When filling out the 3613 A form, it's important to follow certain guidelines to ensure accuracy and compliance. Here’s a list of things you should and shouldn’t do:

  • Do provide complete and accurate information in all sections.
  • Do include the correct DADS Intake ID number.
  • Do ensure that all dates and times are clearly stated.
  • Do double-check the contact information for the provider.
  • Do attach any necessary supporting documents, such as witness statements.
  • Don't leave any required fields blank.
  • Don't submit the form if it has been faxed; mail it instead.

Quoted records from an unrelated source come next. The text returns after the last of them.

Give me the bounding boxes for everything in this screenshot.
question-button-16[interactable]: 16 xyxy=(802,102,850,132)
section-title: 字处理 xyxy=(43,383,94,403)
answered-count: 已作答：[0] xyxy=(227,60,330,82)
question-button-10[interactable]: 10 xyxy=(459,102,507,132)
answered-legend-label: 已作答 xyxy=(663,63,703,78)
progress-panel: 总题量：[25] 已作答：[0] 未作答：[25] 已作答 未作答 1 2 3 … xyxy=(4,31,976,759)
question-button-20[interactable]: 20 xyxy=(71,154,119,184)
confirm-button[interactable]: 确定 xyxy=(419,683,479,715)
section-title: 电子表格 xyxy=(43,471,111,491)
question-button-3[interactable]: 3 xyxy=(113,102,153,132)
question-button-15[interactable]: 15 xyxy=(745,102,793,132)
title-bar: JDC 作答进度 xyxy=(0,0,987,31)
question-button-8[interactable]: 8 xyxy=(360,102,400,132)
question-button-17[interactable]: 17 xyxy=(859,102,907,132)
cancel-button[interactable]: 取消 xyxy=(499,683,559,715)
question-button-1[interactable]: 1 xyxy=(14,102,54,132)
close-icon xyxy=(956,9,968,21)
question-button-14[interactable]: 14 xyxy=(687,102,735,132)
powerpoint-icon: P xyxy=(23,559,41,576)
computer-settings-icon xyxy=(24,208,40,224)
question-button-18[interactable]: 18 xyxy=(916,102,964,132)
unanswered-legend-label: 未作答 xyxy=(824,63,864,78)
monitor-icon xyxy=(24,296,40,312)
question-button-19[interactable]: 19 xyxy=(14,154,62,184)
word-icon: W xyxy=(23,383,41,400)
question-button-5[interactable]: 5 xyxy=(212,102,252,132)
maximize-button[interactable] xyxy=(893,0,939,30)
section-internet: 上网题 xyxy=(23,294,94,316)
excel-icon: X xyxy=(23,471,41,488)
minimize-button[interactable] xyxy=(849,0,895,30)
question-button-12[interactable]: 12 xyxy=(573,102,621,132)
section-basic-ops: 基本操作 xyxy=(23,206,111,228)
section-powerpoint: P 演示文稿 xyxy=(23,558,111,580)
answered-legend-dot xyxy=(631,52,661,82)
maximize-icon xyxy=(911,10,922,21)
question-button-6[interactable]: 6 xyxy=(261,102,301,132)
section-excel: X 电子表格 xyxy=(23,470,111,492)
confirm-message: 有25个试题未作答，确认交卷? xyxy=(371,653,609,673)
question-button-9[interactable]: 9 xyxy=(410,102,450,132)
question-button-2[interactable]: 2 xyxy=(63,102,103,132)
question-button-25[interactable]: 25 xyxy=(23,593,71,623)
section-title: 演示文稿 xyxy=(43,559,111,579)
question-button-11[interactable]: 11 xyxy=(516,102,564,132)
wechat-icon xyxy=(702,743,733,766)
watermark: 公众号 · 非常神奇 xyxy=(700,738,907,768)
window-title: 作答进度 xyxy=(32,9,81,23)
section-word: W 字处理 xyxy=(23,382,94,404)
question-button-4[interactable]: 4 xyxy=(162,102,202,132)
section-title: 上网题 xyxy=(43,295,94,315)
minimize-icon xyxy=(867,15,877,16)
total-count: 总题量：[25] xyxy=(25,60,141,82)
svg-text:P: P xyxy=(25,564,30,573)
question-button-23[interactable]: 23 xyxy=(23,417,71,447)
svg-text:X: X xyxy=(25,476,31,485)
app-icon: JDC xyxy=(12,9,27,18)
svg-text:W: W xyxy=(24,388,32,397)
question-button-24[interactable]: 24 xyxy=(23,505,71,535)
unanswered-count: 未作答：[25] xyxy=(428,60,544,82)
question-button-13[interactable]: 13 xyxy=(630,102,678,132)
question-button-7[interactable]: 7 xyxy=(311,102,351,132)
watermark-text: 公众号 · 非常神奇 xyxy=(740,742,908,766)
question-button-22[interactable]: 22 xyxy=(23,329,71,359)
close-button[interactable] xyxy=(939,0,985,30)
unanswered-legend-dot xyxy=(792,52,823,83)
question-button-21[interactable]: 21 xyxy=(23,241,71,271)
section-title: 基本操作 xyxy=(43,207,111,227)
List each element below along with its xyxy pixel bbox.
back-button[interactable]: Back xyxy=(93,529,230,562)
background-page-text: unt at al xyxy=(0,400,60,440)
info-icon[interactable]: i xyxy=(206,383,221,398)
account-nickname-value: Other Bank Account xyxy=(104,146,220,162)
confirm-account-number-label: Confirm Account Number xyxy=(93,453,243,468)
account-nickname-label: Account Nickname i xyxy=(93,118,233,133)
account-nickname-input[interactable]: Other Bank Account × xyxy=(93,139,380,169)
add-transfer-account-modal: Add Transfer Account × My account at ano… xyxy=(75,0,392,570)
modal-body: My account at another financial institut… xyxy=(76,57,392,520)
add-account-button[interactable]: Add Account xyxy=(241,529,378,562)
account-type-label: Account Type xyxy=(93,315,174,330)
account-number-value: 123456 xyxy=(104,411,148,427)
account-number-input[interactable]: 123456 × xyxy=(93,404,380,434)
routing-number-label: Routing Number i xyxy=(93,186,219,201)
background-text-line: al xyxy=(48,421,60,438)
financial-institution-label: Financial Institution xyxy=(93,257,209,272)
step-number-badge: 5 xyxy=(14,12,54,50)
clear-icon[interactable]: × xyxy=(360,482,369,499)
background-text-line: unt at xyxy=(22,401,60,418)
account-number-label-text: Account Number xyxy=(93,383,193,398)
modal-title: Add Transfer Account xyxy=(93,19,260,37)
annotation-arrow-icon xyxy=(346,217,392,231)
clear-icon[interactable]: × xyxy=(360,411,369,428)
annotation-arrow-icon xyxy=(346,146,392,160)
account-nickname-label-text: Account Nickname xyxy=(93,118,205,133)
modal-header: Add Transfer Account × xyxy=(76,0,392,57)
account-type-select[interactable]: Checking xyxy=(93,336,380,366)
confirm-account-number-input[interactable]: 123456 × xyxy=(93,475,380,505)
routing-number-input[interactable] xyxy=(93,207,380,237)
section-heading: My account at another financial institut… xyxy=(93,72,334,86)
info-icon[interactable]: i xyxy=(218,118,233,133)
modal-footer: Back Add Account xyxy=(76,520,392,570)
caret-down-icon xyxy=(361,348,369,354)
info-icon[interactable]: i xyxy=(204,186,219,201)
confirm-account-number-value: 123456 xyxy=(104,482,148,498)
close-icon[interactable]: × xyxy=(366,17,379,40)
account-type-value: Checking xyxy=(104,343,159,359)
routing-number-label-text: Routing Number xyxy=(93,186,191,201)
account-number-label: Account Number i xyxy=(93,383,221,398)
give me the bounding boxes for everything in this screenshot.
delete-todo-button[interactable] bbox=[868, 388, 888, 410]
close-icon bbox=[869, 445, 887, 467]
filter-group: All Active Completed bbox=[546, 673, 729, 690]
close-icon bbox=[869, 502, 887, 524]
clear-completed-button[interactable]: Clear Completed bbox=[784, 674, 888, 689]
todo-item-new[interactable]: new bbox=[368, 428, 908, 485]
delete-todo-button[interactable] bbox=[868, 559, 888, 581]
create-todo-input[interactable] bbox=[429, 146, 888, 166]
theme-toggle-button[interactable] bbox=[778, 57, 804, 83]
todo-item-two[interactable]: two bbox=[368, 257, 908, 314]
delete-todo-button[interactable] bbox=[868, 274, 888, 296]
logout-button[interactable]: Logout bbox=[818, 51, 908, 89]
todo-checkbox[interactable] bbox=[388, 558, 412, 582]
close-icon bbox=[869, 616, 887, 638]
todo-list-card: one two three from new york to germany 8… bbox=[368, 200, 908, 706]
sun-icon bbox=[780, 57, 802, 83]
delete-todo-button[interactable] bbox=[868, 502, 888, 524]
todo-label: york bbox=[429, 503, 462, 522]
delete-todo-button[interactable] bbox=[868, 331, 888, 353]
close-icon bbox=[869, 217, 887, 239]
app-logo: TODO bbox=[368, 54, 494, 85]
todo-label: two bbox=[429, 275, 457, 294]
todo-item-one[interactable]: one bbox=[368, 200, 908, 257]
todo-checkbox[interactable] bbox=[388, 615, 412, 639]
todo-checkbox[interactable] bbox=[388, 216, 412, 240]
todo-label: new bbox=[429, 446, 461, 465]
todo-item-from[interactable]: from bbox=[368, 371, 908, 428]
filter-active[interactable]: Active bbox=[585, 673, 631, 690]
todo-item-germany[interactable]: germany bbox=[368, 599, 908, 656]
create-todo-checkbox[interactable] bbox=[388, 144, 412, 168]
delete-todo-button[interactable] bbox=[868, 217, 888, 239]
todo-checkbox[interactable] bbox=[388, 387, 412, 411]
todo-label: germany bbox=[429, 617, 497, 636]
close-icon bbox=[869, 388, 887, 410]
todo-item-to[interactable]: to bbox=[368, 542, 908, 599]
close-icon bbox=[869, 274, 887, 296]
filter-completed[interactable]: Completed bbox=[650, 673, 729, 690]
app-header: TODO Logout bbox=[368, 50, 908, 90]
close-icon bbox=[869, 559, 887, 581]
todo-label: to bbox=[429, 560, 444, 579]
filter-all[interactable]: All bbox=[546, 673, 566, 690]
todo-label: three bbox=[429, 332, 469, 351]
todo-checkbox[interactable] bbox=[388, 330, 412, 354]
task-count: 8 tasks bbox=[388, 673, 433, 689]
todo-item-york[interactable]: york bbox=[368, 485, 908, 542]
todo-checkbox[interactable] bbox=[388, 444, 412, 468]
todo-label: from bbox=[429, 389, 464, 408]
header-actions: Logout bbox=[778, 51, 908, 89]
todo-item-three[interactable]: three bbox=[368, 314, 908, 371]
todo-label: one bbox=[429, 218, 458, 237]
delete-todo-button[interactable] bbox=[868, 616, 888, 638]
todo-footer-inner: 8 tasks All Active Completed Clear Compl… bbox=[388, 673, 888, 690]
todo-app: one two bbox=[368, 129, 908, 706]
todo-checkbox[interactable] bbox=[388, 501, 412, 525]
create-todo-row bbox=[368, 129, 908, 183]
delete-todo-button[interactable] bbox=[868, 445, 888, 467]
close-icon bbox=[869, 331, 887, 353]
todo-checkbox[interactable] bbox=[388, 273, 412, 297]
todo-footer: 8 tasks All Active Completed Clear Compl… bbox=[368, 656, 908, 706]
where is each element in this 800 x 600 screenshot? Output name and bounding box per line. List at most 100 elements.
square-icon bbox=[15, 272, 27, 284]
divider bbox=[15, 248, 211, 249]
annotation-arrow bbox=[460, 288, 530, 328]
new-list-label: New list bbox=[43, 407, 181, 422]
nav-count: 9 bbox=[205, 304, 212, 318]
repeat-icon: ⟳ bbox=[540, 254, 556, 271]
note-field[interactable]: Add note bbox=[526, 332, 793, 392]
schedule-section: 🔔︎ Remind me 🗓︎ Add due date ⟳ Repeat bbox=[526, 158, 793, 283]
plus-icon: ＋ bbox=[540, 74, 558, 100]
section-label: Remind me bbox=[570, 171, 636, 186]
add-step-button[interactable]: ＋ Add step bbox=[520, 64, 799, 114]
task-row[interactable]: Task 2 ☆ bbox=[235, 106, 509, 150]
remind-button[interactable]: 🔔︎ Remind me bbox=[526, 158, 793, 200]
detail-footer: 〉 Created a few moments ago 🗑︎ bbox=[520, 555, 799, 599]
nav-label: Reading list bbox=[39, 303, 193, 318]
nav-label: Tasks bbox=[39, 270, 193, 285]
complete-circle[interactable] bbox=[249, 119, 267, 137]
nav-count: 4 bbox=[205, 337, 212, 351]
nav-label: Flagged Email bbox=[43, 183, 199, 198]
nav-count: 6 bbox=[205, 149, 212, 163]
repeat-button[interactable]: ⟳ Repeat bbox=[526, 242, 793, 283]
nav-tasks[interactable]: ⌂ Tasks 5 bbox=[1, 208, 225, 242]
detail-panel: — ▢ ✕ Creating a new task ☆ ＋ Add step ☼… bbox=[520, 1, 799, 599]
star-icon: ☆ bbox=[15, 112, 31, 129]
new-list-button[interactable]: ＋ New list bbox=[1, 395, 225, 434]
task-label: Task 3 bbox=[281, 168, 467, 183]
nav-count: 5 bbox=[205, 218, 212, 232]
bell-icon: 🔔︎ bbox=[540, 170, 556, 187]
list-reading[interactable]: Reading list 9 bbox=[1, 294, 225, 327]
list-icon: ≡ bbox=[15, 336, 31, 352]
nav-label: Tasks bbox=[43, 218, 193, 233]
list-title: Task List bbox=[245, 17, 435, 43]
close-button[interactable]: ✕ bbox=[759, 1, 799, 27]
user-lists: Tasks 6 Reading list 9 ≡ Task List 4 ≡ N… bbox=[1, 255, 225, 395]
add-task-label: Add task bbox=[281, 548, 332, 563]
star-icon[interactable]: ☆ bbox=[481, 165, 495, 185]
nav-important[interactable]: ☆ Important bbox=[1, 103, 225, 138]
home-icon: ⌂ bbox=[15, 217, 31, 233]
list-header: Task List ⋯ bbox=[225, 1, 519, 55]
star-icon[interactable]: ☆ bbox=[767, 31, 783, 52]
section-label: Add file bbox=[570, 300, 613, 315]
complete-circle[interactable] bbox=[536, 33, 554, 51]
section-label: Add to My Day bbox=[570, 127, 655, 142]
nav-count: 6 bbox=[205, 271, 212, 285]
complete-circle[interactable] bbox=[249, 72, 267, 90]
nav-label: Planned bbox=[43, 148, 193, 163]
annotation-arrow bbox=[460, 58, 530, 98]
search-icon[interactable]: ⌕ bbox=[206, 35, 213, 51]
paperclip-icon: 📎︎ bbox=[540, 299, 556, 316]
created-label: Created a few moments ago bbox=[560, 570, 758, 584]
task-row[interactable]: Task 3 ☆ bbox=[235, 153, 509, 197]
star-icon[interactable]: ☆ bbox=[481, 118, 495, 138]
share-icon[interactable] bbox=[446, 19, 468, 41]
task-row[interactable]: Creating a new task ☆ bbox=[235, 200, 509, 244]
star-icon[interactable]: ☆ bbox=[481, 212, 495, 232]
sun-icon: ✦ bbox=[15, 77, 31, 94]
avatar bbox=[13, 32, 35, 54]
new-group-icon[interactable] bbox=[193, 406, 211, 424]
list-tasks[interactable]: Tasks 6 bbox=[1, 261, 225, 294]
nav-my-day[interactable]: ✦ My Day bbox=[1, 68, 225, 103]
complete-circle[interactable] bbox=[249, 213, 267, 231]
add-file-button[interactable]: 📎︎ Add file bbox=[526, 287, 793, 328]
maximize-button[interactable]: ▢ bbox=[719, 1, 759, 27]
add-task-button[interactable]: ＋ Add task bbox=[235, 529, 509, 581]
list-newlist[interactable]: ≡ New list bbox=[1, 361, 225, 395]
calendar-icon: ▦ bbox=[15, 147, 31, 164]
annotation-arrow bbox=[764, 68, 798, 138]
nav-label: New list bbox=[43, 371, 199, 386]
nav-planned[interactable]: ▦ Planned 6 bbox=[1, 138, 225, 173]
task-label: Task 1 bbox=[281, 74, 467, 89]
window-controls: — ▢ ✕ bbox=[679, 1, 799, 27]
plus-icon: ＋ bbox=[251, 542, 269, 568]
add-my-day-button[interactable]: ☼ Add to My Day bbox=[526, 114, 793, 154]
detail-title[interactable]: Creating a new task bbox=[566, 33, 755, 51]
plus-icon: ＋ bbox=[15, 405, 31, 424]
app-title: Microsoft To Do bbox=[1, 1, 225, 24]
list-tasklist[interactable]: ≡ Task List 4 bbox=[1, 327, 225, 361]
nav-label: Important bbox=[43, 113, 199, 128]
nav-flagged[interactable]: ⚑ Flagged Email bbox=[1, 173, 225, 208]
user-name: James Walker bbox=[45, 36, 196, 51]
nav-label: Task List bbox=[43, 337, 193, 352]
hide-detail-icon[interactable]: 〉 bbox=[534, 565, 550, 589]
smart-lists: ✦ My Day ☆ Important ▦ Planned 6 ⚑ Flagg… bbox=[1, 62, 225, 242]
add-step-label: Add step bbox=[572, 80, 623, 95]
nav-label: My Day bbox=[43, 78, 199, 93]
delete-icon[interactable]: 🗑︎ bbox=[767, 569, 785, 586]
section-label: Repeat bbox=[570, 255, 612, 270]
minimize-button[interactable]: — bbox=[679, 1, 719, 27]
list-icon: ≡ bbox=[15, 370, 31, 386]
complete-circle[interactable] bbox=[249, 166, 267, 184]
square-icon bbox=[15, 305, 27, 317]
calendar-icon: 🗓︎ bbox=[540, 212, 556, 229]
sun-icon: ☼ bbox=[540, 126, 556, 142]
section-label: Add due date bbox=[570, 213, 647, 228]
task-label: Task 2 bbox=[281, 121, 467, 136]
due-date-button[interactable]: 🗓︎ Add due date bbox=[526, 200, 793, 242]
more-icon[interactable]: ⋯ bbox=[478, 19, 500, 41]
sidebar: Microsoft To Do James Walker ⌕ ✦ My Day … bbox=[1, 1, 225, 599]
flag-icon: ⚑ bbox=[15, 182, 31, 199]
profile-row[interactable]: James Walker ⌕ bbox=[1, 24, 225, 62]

Following these guidelines will help ensure that your submission is processed smoothly. Always remember that accuracy is key!

Misconceptions

Misconceptions about the 3613 A form can lead to confusion regarding its purpose and use. Here are six common misconceptions:

  • The 3613 A form is only for reporting serious incidents. While it is often used for serious allegations like abuse or neglect, it can also be used for a variety of incidents, including minor issues that may require documentation.
  • Only licensed professionals can fill out the 3613 A form. In fact, anyone who has knowledge of an incident can report it. This includes staff members, family members, or even residents.
  • The information on the form is not confidential. The 3613 A form contains sensitive information and is classified as a confidential document. Unauthorized sharing of this information is prohibited.
  • Filing the form is optional. For facilities that fall under the specified categories, completing and submitting the form is a required part of regulatory compliance when an incident occurs.
  • Once submitted, the report cannot be amended. Reports can be amended if new information arises. It is important to keep the information current and accurate.
  • Submitting the form guarantees an investigation. While the form prompts a review, it does not automatically lead to an investigation. The agency will determine the need for further action based on the information provided.

Key takeaways

Here are six key takeaways for filling out and using the 3613 A form:

  • Intended Use: This form is specifically for Skilled Nursing Facilities, Nursing Facilities, Intermediate Care Facilities, Assisted Living Facilities, Adult Day Care Facilities, and Day and Activity Health Services Facilities.
  • Submission Method: You can either fax the report to 1-877-438-5827 or mail it to the Texas Department of Aging and Disability Services.
  • Confidentiality: The document contains privileged information. If you receive it by mistake, do not share it and notify the sender immediately.
  • Incident Details: Clearly document the incident category, date, time, and individuals involved. Be thorough in your descriptions.
  • Investigation Summary: Provide a clear summary of your findings, including whether the allegations were confirmed, unconfirmed, inconclusive, or unfounded.
  • Provider Action: After the investigation, detail any actions taken by the provider in response to the findings.